Meshell: “As an active member of the Scappoose budget committee for the past two years, I have seen firsthand that expenses to run the city are outpacing revenues. We need creative solutions fast! Just because things have always been done a certain way, doesn’t mean it’s the best course for Scappoose in the near future. Preserving our meaningful traditions while challenging status quo needs to be a priority for the next council.”

What are your thoughts on a recent council decision?

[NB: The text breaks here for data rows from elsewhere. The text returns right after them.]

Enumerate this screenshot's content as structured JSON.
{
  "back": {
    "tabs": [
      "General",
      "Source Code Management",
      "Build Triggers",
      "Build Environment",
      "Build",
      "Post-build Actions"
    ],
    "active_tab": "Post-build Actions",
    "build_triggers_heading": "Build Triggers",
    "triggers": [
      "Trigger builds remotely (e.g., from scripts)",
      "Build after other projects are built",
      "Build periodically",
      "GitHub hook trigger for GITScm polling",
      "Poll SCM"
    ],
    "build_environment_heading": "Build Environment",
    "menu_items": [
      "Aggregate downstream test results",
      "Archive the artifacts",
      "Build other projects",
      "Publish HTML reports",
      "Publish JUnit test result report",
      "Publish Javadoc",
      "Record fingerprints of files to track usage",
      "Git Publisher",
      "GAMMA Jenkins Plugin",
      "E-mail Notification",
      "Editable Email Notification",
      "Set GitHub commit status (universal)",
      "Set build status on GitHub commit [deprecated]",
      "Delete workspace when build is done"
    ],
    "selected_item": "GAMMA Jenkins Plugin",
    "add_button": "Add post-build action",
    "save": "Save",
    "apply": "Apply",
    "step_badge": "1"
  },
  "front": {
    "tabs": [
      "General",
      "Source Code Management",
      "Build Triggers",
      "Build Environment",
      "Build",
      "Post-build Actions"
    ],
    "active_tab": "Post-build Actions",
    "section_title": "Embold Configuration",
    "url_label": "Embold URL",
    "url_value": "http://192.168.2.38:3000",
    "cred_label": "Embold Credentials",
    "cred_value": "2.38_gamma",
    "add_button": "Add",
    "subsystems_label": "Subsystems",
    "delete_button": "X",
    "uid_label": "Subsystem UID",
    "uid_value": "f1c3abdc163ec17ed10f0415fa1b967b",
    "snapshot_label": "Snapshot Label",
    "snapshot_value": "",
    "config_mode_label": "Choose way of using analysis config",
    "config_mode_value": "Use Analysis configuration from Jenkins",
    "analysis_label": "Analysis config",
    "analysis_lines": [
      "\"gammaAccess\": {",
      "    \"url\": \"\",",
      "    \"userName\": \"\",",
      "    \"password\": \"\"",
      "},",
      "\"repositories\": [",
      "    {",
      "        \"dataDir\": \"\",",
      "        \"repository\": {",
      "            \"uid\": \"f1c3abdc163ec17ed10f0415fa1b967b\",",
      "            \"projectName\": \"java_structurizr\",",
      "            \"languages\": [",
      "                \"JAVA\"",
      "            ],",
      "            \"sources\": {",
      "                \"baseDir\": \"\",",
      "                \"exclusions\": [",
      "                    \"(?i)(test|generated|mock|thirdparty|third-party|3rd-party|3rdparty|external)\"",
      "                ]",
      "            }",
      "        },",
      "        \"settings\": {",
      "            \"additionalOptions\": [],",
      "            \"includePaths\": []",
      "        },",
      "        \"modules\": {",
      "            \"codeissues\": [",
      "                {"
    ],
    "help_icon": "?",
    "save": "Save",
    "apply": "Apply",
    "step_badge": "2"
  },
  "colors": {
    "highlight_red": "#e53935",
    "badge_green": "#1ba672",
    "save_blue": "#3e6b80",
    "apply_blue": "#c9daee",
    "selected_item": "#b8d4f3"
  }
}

Baldwin: “The question of fluoride in the drinking water of Scappoose is both strongly supported and at the same time opposed by local citizens, professionals, and business owners. ... This makes the issue a personal choice (by household) as it relates to fluoridating our water supply a key ballot measure in 2013. The delay of that decision however by the Council, even though they had been advised by the City Manager to place the question on the ballot at earlier council meetings so it would appear on the Nov. 6, 2012 ballot was tabled. The impact of that non-decision will cost Scappoose thousands of dollars to include the question on the March 2013 ballot in comparison to its appearance on the November 2012 ballot which would have had NO cost attached.”

Erickson: “One topic I disagree with is the issue regarding water rate increases. While I understand there is a large amount of debt which must be addressed, I feel all options should be investigated before we go ahead and simply keep turning up the rates. In this tight economy, many private businesses, both large and small, have had to look and turn within to find solutions to their financial woes. Creative budgeting solutions are often utilized and all options must be explored before a decision is made to take more money out of the pocket books and budgets of the residents forever.”

Meshell: “I agreed with the decision of the council to follow my recommendation to work with Columbia County to design and build water lines into the new bridge infrastructure on JP West, instead of relocating the lines through Veterans Park. This decision saved the taxpayers hundreds of thousands of dollars. It’s a great example of creativity and common sense coming together at the council level.”